Check: Does the protocol validate the RETURN VALUE of third-party calls? Or does it blindly trust the result?

If no validation AND high impact -> FINDING.

STEP 4: Transitive Dependency Analysis

Check whether third-party dependencies have their own dependencies:

4a. Dependency Tree

Protocol
├── aptos_framework (FRAMEWORK)
├── third_party_lib_A
│   ├── aptos_framework (FRAMEWORK - OK, shared)
│   └── third_party_lib_B (THIRD_PARTY - audit this!)
│       └── aptos_std (FRAMEWORK - OK)
└── third_party_lib_C
    └── (no additional deps)

4b. Transitive Risk Assessment

| Transitive Dependency | Reached Via | Upgrade Policy | Audited? | Risk | |-----------------------|-----------|---------------|---------|------| | {lib_B} | lib_A -> lib_B | {policy} | YES/NO | {assess} |

Check:

1. Are ALL transitive dependencies pinned to specific revisions?
2. Can a transitive dependency be upgraded independently, changing the behavior of the direct dependency?
3. Are there version conflicts (two dependencies requiring different versions of the same module)?

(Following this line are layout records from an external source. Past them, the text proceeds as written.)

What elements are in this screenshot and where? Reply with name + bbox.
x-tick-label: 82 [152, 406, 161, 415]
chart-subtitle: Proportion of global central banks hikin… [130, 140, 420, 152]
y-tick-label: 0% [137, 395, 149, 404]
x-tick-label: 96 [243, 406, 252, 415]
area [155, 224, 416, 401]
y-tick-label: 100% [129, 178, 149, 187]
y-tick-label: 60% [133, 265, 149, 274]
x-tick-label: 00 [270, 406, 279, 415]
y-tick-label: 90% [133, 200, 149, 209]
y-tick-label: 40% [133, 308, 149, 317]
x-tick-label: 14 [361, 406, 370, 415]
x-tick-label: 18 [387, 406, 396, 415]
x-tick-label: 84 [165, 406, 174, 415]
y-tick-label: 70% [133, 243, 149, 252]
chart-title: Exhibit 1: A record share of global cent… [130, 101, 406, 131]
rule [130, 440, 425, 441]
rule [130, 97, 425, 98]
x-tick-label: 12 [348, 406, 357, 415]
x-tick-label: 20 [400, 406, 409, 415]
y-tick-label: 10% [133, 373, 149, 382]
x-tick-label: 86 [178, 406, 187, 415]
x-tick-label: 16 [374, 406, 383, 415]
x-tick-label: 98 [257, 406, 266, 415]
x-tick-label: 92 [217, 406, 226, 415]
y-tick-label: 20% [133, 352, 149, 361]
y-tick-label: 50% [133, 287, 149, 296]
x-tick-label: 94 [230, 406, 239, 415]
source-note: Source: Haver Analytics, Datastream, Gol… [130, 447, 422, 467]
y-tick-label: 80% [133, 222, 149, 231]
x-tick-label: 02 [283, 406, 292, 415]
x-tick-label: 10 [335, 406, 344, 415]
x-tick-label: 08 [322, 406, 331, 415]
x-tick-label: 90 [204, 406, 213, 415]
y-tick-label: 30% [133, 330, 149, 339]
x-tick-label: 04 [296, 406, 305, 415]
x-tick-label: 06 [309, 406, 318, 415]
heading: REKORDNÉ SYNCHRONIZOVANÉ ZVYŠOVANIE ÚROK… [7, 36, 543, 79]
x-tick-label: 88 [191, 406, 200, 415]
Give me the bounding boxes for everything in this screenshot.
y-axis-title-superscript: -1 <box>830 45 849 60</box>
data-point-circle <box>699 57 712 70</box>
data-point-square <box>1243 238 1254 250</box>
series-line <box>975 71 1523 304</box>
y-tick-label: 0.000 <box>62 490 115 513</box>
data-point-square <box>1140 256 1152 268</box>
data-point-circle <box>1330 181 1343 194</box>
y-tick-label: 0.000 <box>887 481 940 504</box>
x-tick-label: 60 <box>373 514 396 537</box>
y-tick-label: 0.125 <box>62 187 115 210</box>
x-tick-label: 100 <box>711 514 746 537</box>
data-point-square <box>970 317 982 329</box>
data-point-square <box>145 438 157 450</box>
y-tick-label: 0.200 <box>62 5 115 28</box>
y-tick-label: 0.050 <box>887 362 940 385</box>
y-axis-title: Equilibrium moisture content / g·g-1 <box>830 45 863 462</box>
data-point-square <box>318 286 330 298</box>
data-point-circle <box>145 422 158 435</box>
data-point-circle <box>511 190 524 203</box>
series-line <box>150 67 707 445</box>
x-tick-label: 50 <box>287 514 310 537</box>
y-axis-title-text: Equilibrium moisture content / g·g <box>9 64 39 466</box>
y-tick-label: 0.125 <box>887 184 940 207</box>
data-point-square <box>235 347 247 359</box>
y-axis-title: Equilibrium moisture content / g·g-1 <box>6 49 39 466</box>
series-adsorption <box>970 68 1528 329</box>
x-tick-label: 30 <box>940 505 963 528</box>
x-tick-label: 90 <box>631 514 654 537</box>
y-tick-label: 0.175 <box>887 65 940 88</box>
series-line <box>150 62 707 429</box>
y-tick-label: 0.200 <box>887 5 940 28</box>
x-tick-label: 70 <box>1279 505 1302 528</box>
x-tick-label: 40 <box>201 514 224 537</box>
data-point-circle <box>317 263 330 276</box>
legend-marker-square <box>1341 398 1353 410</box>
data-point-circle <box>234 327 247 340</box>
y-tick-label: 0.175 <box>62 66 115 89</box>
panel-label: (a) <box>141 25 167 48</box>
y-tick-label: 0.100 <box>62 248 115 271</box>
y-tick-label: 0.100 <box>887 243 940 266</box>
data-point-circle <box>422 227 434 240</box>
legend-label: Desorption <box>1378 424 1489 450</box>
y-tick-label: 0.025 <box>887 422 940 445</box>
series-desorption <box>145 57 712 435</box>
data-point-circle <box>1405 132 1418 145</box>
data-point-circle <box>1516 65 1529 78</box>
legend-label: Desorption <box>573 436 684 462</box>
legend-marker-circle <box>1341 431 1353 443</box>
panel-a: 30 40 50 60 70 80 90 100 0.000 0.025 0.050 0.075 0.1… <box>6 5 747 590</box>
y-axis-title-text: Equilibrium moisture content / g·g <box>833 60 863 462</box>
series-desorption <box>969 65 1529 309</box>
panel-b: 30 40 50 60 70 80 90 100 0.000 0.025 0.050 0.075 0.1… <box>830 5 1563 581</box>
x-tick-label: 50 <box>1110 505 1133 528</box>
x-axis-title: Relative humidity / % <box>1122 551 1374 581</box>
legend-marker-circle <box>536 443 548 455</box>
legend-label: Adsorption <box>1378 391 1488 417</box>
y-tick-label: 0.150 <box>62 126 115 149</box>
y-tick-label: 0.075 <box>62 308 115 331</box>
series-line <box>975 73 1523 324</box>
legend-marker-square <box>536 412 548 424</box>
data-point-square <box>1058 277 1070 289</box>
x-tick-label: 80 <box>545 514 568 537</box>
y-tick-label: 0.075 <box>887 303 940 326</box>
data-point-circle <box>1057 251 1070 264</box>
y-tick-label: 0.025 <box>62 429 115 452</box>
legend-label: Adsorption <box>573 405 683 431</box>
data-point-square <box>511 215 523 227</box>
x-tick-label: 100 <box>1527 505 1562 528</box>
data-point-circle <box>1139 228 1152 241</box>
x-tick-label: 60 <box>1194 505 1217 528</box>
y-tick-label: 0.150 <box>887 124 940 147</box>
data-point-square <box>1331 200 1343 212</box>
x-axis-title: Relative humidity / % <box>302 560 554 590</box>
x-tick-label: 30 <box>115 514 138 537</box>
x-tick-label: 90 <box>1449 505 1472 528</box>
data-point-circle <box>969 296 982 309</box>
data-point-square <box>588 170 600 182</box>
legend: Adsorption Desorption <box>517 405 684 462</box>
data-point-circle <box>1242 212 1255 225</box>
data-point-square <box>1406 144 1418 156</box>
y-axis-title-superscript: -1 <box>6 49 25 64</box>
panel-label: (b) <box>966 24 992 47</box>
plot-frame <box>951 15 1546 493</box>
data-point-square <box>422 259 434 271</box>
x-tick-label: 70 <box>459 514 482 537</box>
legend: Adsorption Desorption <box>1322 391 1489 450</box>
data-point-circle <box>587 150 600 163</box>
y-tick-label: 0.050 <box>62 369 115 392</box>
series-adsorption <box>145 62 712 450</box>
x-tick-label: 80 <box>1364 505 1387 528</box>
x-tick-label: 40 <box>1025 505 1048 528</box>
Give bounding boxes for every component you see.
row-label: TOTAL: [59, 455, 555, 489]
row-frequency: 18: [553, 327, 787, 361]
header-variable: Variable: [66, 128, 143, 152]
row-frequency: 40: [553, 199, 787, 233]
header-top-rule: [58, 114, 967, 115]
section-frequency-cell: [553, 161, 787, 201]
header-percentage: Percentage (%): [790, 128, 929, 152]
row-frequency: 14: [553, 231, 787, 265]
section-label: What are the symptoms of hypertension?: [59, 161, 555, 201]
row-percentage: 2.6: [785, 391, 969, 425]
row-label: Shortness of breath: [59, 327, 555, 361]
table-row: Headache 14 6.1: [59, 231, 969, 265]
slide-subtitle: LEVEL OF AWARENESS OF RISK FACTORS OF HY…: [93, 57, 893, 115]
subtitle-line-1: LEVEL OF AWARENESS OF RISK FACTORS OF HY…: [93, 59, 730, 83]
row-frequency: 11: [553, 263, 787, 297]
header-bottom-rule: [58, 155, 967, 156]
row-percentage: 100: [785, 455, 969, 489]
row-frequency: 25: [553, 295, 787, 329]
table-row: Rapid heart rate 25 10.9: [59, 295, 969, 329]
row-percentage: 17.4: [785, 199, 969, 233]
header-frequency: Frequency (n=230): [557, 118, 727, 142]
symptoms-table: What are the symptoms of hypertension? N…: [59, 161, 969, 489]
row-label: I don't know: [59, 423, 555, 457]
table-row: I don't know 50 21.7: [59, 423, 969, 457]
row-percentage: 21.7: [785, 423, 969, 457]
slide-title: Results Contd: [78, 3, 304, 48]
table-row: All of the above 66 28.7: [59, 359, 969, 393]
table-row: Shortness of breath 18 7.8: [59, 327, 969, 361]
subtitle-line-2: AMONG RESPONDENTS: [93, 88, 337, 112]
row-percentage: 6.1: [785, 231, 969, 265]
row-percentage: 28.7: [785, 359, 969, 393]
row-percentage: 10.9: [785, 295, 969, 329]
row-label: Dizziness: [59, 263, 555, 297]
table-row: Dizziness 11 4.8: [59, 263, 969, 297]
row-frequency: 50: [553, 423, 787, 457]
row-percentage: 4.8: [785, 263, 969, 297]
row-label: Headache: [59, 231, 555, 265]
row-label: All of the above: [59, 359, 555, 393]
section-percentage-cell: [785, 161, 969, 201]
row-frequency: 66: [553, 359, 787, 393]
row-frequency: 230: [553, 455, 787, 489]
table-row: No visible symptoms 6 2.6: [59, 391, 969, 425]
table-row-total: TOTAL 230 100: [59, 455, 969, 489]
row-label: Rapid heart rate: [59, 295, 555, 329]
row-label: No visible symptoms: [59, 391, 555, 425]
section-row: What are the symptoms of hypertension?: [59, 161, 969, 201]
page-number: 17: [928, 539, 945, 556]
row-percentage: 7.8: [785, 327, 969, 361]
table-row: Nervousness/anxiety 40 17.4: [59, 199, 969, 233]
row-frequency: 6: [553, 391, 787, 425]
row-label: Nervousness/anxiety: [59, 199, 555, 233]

Key Questions (Must Answer All)

1. Pinning: Are all third-party dependencies pinned to specific git revisions?
2. Upgrade risk: Can any dependency be upgraded without the protocol's knowledge?
3. Math safety: Do all third-party math functions handle overflow, zero, and boundary inputs correctly?
4. Bit shift safety: Are all bit shift operations bounded? (Critical after Cetus exploit)
5. Trust validation: Does the protocol validate return values from third-party calls?
6. Transitive exposure: Are there unaudited transitive dependencies?

Common False Positives

1. Framework dependencies: aptos_framework, aptos_std, aptos_token are framework-governed and heavily audited - do not flag as third-party risk (but DO audit usage patterns)
2. Immutable dependencies: If the on-chain module is published with immutable policy, upgrade risk is zero
3. Pinned to audited revision: If the dependency is pinned to a specific, known-audited revision, transitive upgrade risk is build-time only (not runtime)
4. Standard math operations: Framework-provided math64::mul_div() and similar are well-tested - focus audit on third-party math libraries

Output Schema

## Finding [DEP-N]: Title

**Verdict**: CONFIRMED / PARTIAL / REFUTED / CONTESTED
**Step Execution**: ✓1,2,3,4 | ✗N(reason) | ?N(uncertain)
**Rules Applied**: [R1:✓/✗, R4:✓/✗, R8:✓/✗, R10:✓/✗]
**Severity**: Critical/High/Medium/Low/Info
**Location**: Move.toml or module_name.move:LineN

**Dependency**: {name and source}
**Risk Type**: UPGRADE_RISK / MATH_ERROR / TRUST_BOUNDARY / TRANSITIVE_EXPOSURE
**Upgrade Policy**: {immutable/compatible/unknown}

**Description**: What's wrong
**Impact**: What can happen (silent behavior change, math error, fund loss)
**Evidence**: Code showing the dependency usage and risk

### Precondition Analysis (if PARTIAL/REFUTED)
**Missing Precondition**: [What blocks exploitation]
**Precondition Type**: STATE / ACCESS / TIMING / EXTERNAL / BALANCE

### Postcondition Analysis (if CONFIRMED/PARTIAL)
**Postconditions Created**: [What conditions this creates]
**Postcondition Types**: [List applicable types]
**Who Benefits**: [Who can use these]

Step Execution Checklist (MANDATORY)

| Step | Required | Completed? | Notes | |------|----------|------------|-------| | 1. Dependency Inventory | YES | ✓/✗/? | All Move.toml entries parsed and categorized | | 2. Upgrade Policy Risk | FOR EACH third-party dep | ✓/✗/? | On-chain policy verified | | 3a. Function Inventory | YES | ✓/✗/? | All called functions from third-party listed | | 3b. Correctness Verification | FOR EACH critical function | ✓/✗/? | Overflow, zero, MAX tested | | 3c. Trust Boundary Analysis | YES | ✓/✗/? | Return value validation checked | | 4. Transitive Dependency Analysis | IF transitive deps exist | ✓/✗(N/A)/? | Full tree mapped |

If any step skipped, document valid reason (N/A, no third-party deps, all deps immutable).